Page MenuHomePhabricator

[SLP] Truncate expressions to minimum required bit width
ClosedPublic

Authored by mssimpso on Dec 29 2015, 1:36 PM.

Details

Summary

This change attempts to produce vectorized integer expressions in bit widths
that are narrower than their scalar counterparts. By reducing the bit width
where possible, we can pack more isomorphic expressions into a single vector
and increase parallelism. The need for demotion arises especially on
architectures in which the small integer types (e.g., i8 and i16) are not legal
for scalar operations but can still be used in vectors.

Like similar work done within the loop vectorizer, we rely on InstCombine to
perform the actual type-shrinking. Here, we only insert the truncations that
are needed to seed InstCombine's type demotion. This introduces the limitation
that we can only rewrite single-use chains (every instruction in the expression
can have at most one use). We further limit ourselves to chains that are rooted
by instructions other than stores, since we cannot change the width of vector
memory operations. With these restrictions, only expression roots can be used
externally, and we sign extend them back to their original type after we
extract them from the vectors.

We use ComputeNumSignBits from ValueTracking to determine the minimum required
bit width of an expression. We update cost estimates to account for the
narrower types and sign extensions we add to the vectorized code.

Diff Detail

Repository
rL LLVM

Event Timeline

mssimpso updated this revision to Diff 43758.Dec 29 2015, 1:36 PM
mssimpso retitled this revision from to [SLP] Truncate expressions to minimum required bit width.
mssimpso updated this object.
mssimpso added reviewers: nadav, jmolloy, hfinkel, anemet.
mssimpso added subscribers: mcrosier, llvm-commits.
jmolloy requested changes to this revision.Jan 6 2016, 6:23 AM
jmolloy edited edge metadata.

Hi Matt,

A couple of comments, but generally looks fine.

James

lib/Transforms/Vectorize/SLPVectorizer.cpp
3256 ↗(On Diff #43758)

I'm not quite sure I understand why this is the case.

3299 ↗(On Diff #43758)

It feels like you should be able to benefit from DemandedBits here. That's what we do in the LoopVectorizer and it can trigger in many more situations than just ValueTracking.

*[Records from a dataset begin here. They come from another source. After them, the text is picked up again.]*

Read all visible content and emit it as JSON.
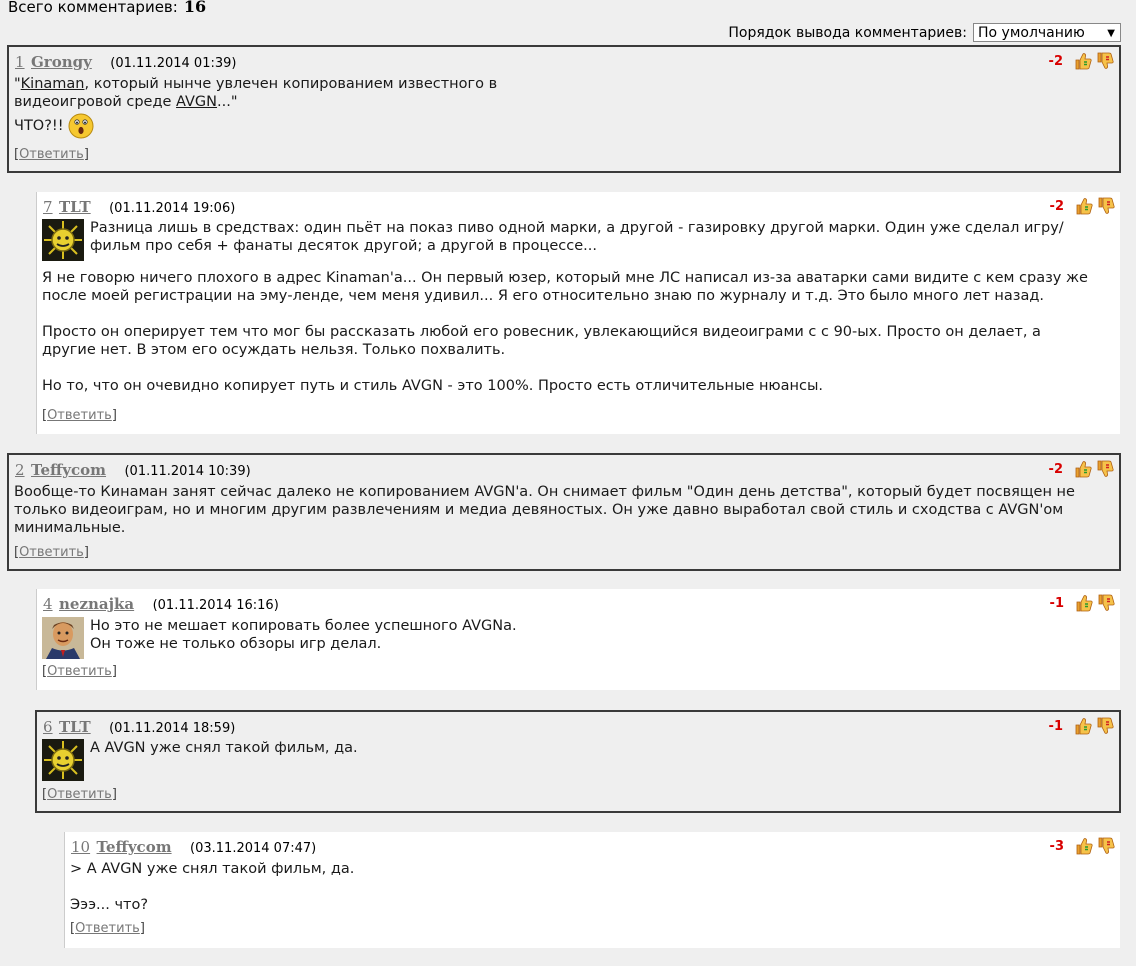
{
  "header": {
    "total_label": "Всего комментариев:",
    "total_count": "16",
    "order_label": "Порядок вывода комментариев:",
    "order_value": "По умолчанию"
  },
  "comments": [
    {
      "num": "1",
      "author": "Grongy",
      "date": "(01.11.2014 01:39)",
      "score": "-2",
      "line1_pre": "\"",
      "link1": "Kinaman",
      "line1_post": ", который нынче увлечен копированием известного в",
      "line2_pre": "видеоигровой среде ",
      "link2": "AVGN",
      "line2_post": "...\"",
      "line3": "ЧТО?!!",
      "reply": "Ответить"
    },
    {
      "num": "7",
      "author": "TLT",
      "date": "(01.11.2014 19:06)",
      "score": "-2",
      "p1": "Разница лишь в средствах: один пьёт на показ пиво одной марки, а другой - газировку другой марки. Один уже сделал игру/фильм про себя + фанаты десяток другой; а другой в процессе...",
      "p2": "Я не говорю ничего плохого в адрес Kinaman'a... Он первый юзер, который мне ЛС написал из-за аватарки сами видите с кем сразу же после моей регистрации на эму-ленде, чем меня удивил... Я его относительно знаю по журналу и т.д. Это было много лет назад.",
      "p3": "Просто он оперирует тем что мог бы рассказать любой его ровесник, увлекающийся видеоиграми с с 90-ых. Просто он делает, а другие нет. В этом его осуждать нельзя. Только похвалить.",
      "p4": "Но то, что он очевидно копирует путь и стиль AVGN - это 100%. Просто есть отличительные нюансы.",
      "reply": "Ответить"
    },
    {
      "num": "2",
      "author": "Teffycom",
      "date": "(01.11.2014 10:39)",
      "score": "-2",
      "p1": "Вообще-то Кинаман занят сейчас далеко не копированием AVGN'a. Он снимает фильм \"Один день детства\", который будет посвящен не только видеоиграм, но и многим другим развлечениям и медиа девяностых. Он уже давно выработал свой стиль и сходства с AVGN'ом минимальные.",
      "reply": "Ответить"
    },
    {
      "num": "4",
      "author": "neznajka",
      "date": "(01.11.2014 16:16)",
      "score": "-1",
      "line1": "Но это не мешает копировать более успешного AVGNа.",
      "line2": "Он тоже не только обзоры игр делал.",
      "reply": "Ответить"
    },
    {
      "num": "6",
      "author": "TLT",
      "date": "(01.11.2014 18:59)",
      "score": "-1",
      "line1": "А AVGN уже снял такой фильм, да.",
      "reply": "Ответить"
    },
    {
      "num": "10",
      "author": "Teffycom",
      "date": "(03.11.2014 07:47)",
      "score": "-3",
      "line1": "> А AVGN уже снял такой фильм, да.",
      "line2": "Эээ... что?",
      "reply": "Ответить"
    }
  ],
  "colors": {
    "score": "#d80000",
    "thumb_up": "#e8a030",
    "thumb_down": "#e8a030",
    "highlight_border": "#3a3a3a"
  }
}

This revision now requires changes to proceed.Jan 6 2016, 6:23 AM
Ayal added a subscriber: Ayal.Jan 6 2016, 11:39 AM
mssimpso updated this revision to Diff 44162.Jan 6 2016, 2:49 PM
mssimpso edited edge metadata.

Addressed James's comments

Thanks very much James! I've updated the patch and added some responses inline.

mssimpso added inline comments.Jan 6 2016, 2:51 PM
lib/Transforms/Vectorize/SLPVectorizer.cpp
3260 ↗(On Diff #44162)

This work is a little more limited than what you've done in the loop vectorizer. Because we're working with expression trees, I thought it would be simpler to only truncate the roots of single-use chains. If the tree has no external users, it should be rooted by stores, which obviously can't be truncated. So we give up in that case. I've tried to explain my reasoning a little better in the comments, but I haven't yet thought much about the more general case.

In particular, the current patch doesn't do anything useful for the single-use chains ending in stores that have unnecessary extends and truncations in them that prevent us from getting past the cost model. Even though the extends and truncations in those chains may be removed by InstCombine after vectorization, they will currently still be counted by the model. I was thinking of adding this functionality as a follow-on, but I can add it to this patch if you like. What do you think?

3303 ↗(On Diff #44162)

My first inclination was to try and reuse the DemandedBits analysis you added to VectorUtils. However, demanded bits alone didn't help the case I was most interested in: the index computation of GEPs, which is promoted to 64 bits, all of them being demanded. Since all the bits are demanded by the GEP, we have to look at the number of leading sign bits instead. But I've updated the patch to also consider the demanded bits of the roots since they are all we truncate.

jmolloy added inline comments.Jan 7 2016, 12:48 AM
lib/Transforms/Vectorize/SLPVectorizer.cpp
3260 ↗(On Diff #44162)

In particular, the current patch doesn't do anything useful for the single-use chains ending in stores that have unnecessary extends and truncations

OK, that's what I was missing.

I was thinking of adding this functionality as a follow-on, but I can add it to this patch if you like. What do you think?

I'm happy with it as a followon. I just didn't understand. Thanks!

3303 ↗(On Diff #44162)

Ah I see. Yes, I can see that both approaches together would probably get you the best result.

test/Transforms/SLPVectorizer/AArch64/gather-reduce.ll
1 ↗(On Diff #44162)

I'm not sure about this: Why are tests being removed? Unless we're fundamentally regressing performance, I think new tests should be added instead of existing tests modified to check new behaviour.

mssimpso added inline comments.Jan 7 2016, 6:22 AM
test/Transforms/SLPVectorizer/AArch64/gather-reduce.ll
1 ↗(On Diff #44162)

Sure, I'm happy to add the test back.

mssimpso updated this revision to Diff 44212.Jan 7 2016, 7:45 AM
mssimpso edited edge metadata.

Added back the test case with i32 subtraction.

The test now has a case with i32 subtraction that we vectorize and a case with i64 subtraction that we type-shrink to i32. The cost model currently finds the i64 case to be unprofitable, though I will fix that with a follow-on patch.

mssimpso marked 2 inline comments as done.Jan 8 2016, 12:15 PM
jmolloy accepted this revision.Jan 14 2016, 7:49 AM
jmolloy edited edge metadata.

LGTM

This revision is now accepted and ready to land.Jan 14 2016, 7:49 AM
This revision was automatically updated to reflect the committed changes.
nadav edited edge metadata.Jan 21 2016, 9:22 AM

Did you see any performance improvements due to this commit? Did you measure compile times?

Hi Nadav. Yes, I measured compile-time and performance of this patch together with D14829 (I included the results in comments for that revision). There were no compile-time regressions and modest performance improvements in two spec benchmarks (povray and h264ref). But I've temporarily reverted this patch due to a failing bot while I correct the issue.

nadav added a subscriber: nadav.Jan 21 2016, 10:08 AM

Sounds good. Thanks Matthew.